Wednesday, May 5, 2010

Anticipated Beer Lineup

Gnomad - Belgian

This beer is a pale golden ale which is high in carbonation and relatively dry in finish. It features a complex malt presence due to the use of several varieties of barley as well as oats and sugar. A special blend of yeast strains provides a mix of earthy, spicy and fruit aromas and flavors. Amarillo hops are used to balance out the beer and provide a nice citrus finish. This beer is refreshing, complex and well-balanced.

Munich Mild


The Munich Mild features a strong malt presence courtesy of a Munich Malt base. It is deep brown, toasty, bready and extremely malty. Malts from England and Germany combine with English hops and yeast to form a unique hybrid style. This is a low-alcohol session beer perfect for a fall afternoon.

Uncle Bob Bitter


The bitter is floral and smooth on the palette with a toasty malt to balance it out. The bitter uses floor malted English barley and a variety of British hops. Inspired by the rich, flavorful ales of British pubs this beer maintains a perfect balance of flavor and drinkability. It is below 5% ABV and lightly carbonated.

Funk (need a name)


This beer is definitely earthy and funky. It utilizes several strains of yeast, including brettanomyces. This tart beer finishes dry and effervescent with earthy hop tones. Over time this beer will change and the character of the wild yeast will begin to add more complex and funky flavors. We will allow nature to take its course with this beer and it may take longer to ferment, end up more or less sour depending on season, or be barrel aged. This will be our most adventurous and wild brew.

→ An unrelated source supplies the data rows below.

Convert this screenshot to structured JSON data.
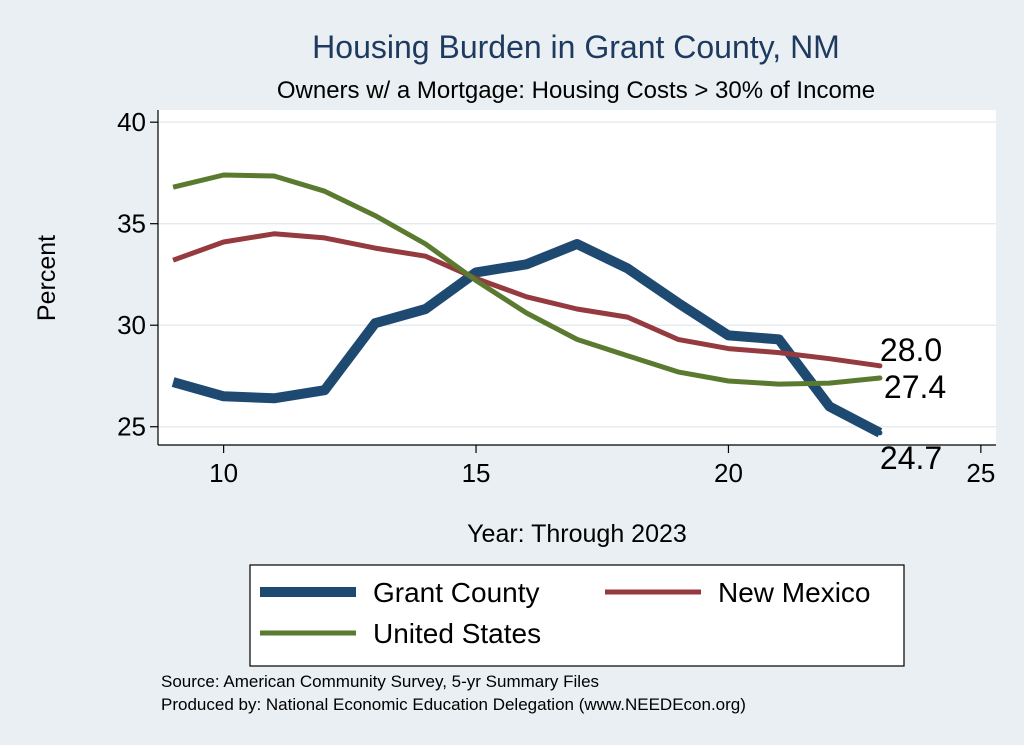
{
  "chart_data": {
    "type": "line",
    "title": "Housing Burden in Grant County, NM",
    "subtitle": "Owners w/ a Mortgage: Housing Costs > 30% of Income",
    "xlabel": "Year: Through 2023",
    "ylabel": "Percent",
    "xlim": [
      8.7,
      25.3
    ],
    "ylim": [
      24.1,
      40.6
    ],
    "xticks": [
      10,
      15,
      20,
      25
    ],
    "yticks": [
      25,
      30,
      35,
      40
    ],
    "grid": true,
    "legend_position": "bottom",
    "series": [
      {
        "name": "Grant County",
        "color": "#1e4a72",
        "x": [
          9,
          10,
          11,
          12,
          13,
          14,
          15,
          16,
          17,
          18,
          19,
          20,
          21,
          22,
          23
        ],
        "y": [
          27.2,
          26.5,
          26.4,
          26.8,
          30.1,
          30.8,
          32.6,
          33.0,
          34.0,
          32.8,
          31.1,
          29.5,
          29.3,
          26.0,
          24.7
        ],
        "end_label": "24.7"
      },
      {
        "name": "New Mexico",
        "color": "#953a3f",
        "x": [
          9,
          10,
          11,
          12,
          13,
          14,
          15,
          16,
          17,
          18,
          19,
          20,
          21,
          22,
          23
        ],
        "y": [
          33.2,
          34.1,
          34.5,
          34.3,
          33.8,
          33.4,
          32.3,
          31.4,
          30.8,
          30.4,
          29.3,
          28.85,
          28.65,
          28.35,
          28.0
        ],
        "end_label": "28.0"
      },
      {
        "name": "United States",
        "color": "#5a7a30",
        "x": [
          9,
          10,
          11,
          12,
          13,
          14,
          15,
          16,
          17,
          18,
          19,
          20,
          21,
          22,
          23
        ],
        "y": [
          36.8,
          37.4,
          37.35,
          36.6,
          35.4,
          34.0,
          32.2,
          30.6,
          29.3,
          28.5,
          27.7,
          27.25,
          27.1,
          27.15,
          27.4
        ],
        "end_label": "27.4"
      }
    ],
    "annotations": [
      "Source: American Community Survey, 5-yr Summary Files",
      "Produced by: National Economic Education Delegation (www.NEEDEcon.org)"
    ]
  }
}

We don’t really have a name for this one – Originally we called it Hoptimus Pryme, but we know we can’t get the rights to that. So we will have to update you when we have a name.


Our hoppiest beer features an aromatic nose followed by a spicy finish courtesy of rye malt. This rye pale ale uses hops throughout the brewing process for a great balance of bitterness, flavor and aroma. A complex malt base helps to support the hop character and provide balance. This beer is dangerously drinkable!



Overall, I believe these beers should finish fairly dry with little residual sugar. I’m also very interested in preserving the malt flavor, which I think gets lost in a lot of beers, especially IPAs. The balance between all ingredients is really what it’s all about.